Nitpicking? Sure, but the confusion that Foursquare creates about the rules, and the inconsistency in their application, makes the game much less fun. And it is certainly a game.
[aquote]I use Foursquare as a power play in my own pathetic social life[/aquote]
So, I started to think about what I really wanted out of this game. Which brings me to the second reason I cheat. I don't really care about winning at Foursquare. I just want to make myself seem more tech savvy than my luddite friends, who dabble in the game but can't quite keep up. I want to use Foursquare as a power play in my own pathetic social life. I want to use it to rib and needle, to tease and brag. I like to mark my spots in a strange city so local friends can find me and distant friends can make recommendations. But most of all, I play the game my own way.
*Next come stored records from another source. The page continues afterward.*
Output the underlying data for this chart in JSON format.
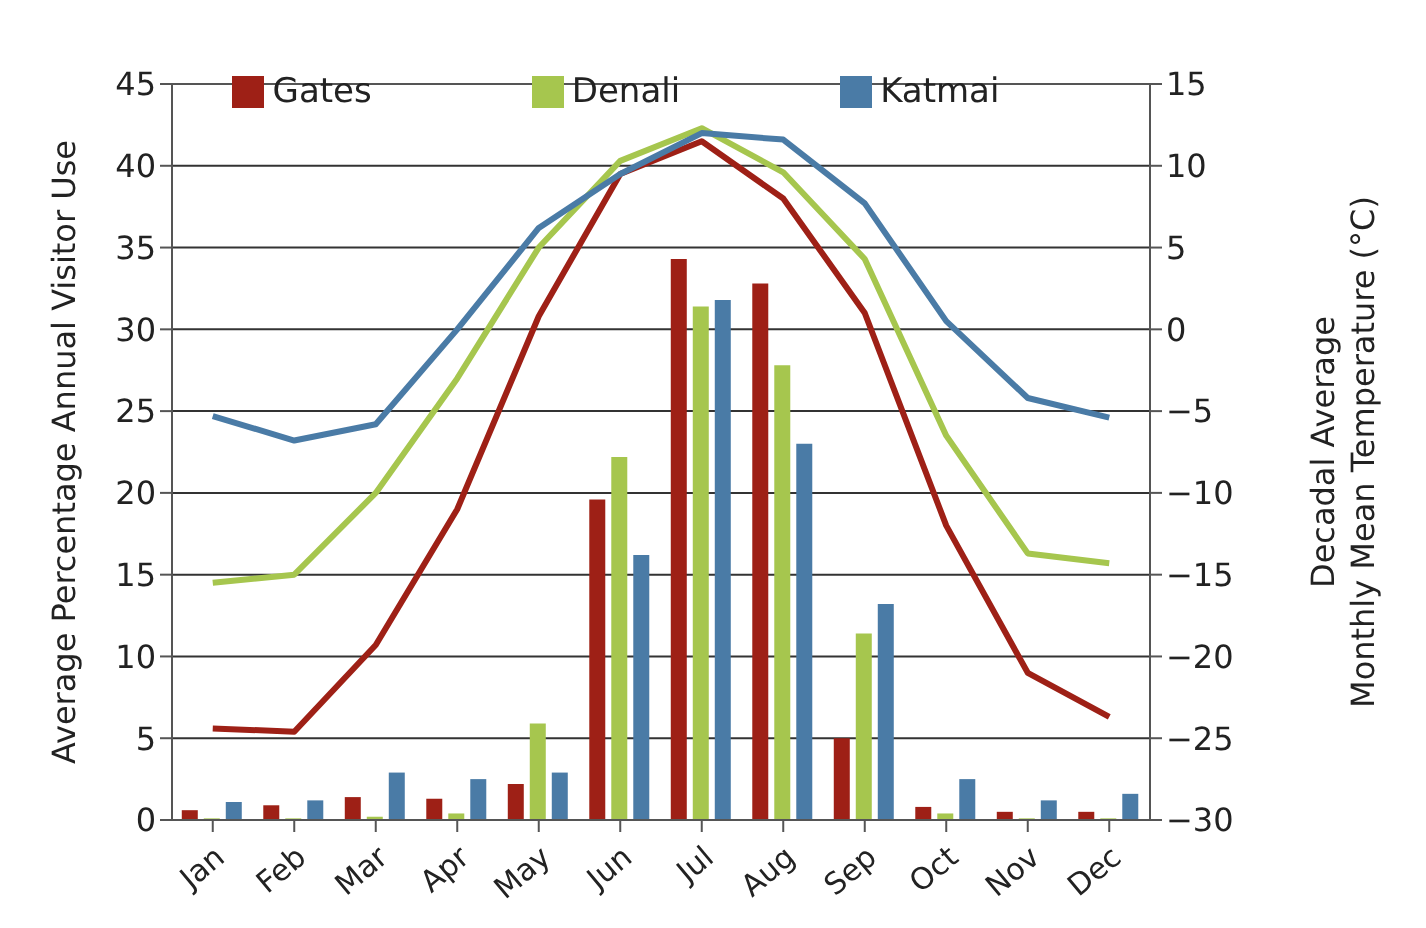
{
  "chart_data": {
    "type": "bar",
    "categories": [
      "Jan",
      "Feb",
      "Mar",
      "Apr",
      "May",
      "Jun",
      "Jul",
      "Aug",
      "Sep",
      "Oct",
      "Nov",
      "Dec"
    ],
    "ylabel": "Average Percentage Annual Visitor Use",
    "y2label": "Decadal Average\nMonthly Mean Temperature (°C)",
    "series": [
      {
        "name": "Gates",
        "color": "#9e2016",
        "values": [
          0.6,
          0.9,
          1.4,
          1.3,
          2.2,
          19.6,
          34.3,
          32.8,
          5.0,
          0.8,
          0.5,
          0.5
        ]
      },
      {
        "name": "Denali",
        "color": "#a6c64e",
        "values": [
          0.1,
          0.1,
          0.2,
          0.4,
          5.9,
          22.2,
          31.4,
          27.8,
          11.4,
          0.4,
          0.1,
          0.1
        ]
      },
      {
        "name": "Katmai",
        "color": "#4a7ba6",
        "values": [
          1.1,
          1.2,
          2.9,
          2.5,
          2.9,
          16.2,
          31.8,
          23.0,
          13.2,
          2.5,
          1.2,
          1.6
        ]
      },
      {
        "type": "line",
        "axis": "y2",
        "color": "#9e2016",
        "values": [
          -24.4,
          -24.6,
          -19.3,
          -11,
          0.8,
          9.5,
          11.5,
          8,
          1,
          -12,
          -21,
          -23.7
        ]
      },
      {
        "type": "line",
        "axis": "y2",
        "color": "#a6c64e",
        "values": [
          -15.5,
          -15,
          -10,
          -3,
          5,
          10.3,
          12.3,
          9.6,
          4.3,
          -6.5,
          -13.7,
          -14.3
        ]
      },
      {
        "type": "line",
        "axis": "y2",
        "color": "#4a7ba6",
        "values": [
          -5.3,
          -6.8,
          -5.8,
          0,
          6.2,
          9.5,
          12,
          11.6,
          7.7,
          0.5,
          -4.2,
          -5.4
        ]
      }
    ],
    "ylim": [
      0,
      45
    ],
    "yticks": [
      0,
      5,
      10,
      15,
      20,
      25,
      30,
      35,
      40,
      45
    ],
    "y2lim": [
      -30,
      15
    ],
    "y2ticks": [
      -30,
      -25,
      -20,
      -15,
      -10,
      -5,
      0,
      5,
      10,
      15
    ],
    "grid": "y",
    "legend": "top",
    "marker": "none",
    "line_style": "solid"
  }
}
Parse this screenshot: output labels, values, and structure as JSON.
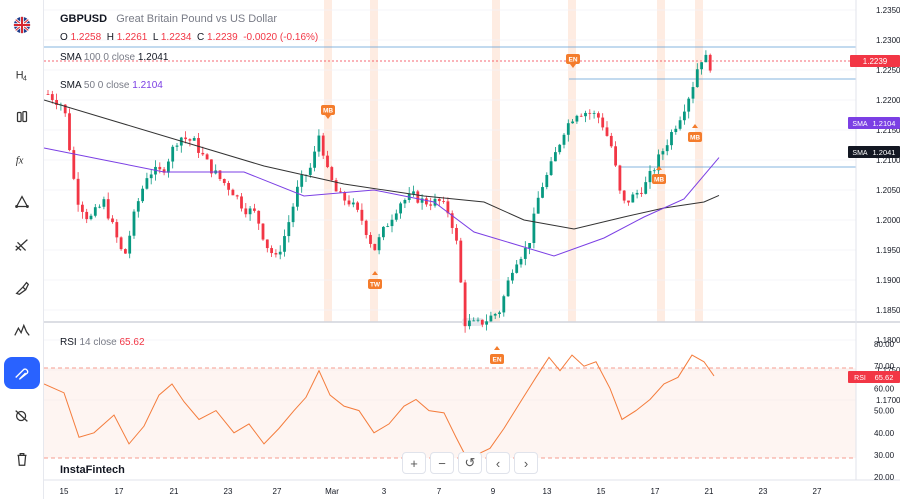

I certainly don't feel bad about cheating. This isn't Words With Friends, after all. I can't tolerate cheating in Words With Friends. My friends think I'm a formidable player at Words With Friends because I used to be an English teacher, but my Scrabble skills are surprisingly mediocre. But what skill I do have is knowing exactly what vocabulary words someone does or does not know. After years of reading essays from 14 year olds cribbed directly from Wikipedia, I have a great idea of whether you really know what a Qat is, or whether you're just randomly placing tiles.
The same folks who cheat at Words With Friends are the ones now beating me at Foursquare. Not because they've been taking trips to fascinating locations or racking up mayorships left and right. No, these are the folks who check in at the gas station, and the ATM machine, and McDonald's, and their bathroom, and everywhere else they pause for even the slightest moment. The folks who earn astronomical Foursquare scores by marking their place at the most mundane spots in their lives. To me, those are the folks who are ruining my game. But I'm a cheater, so what do I know?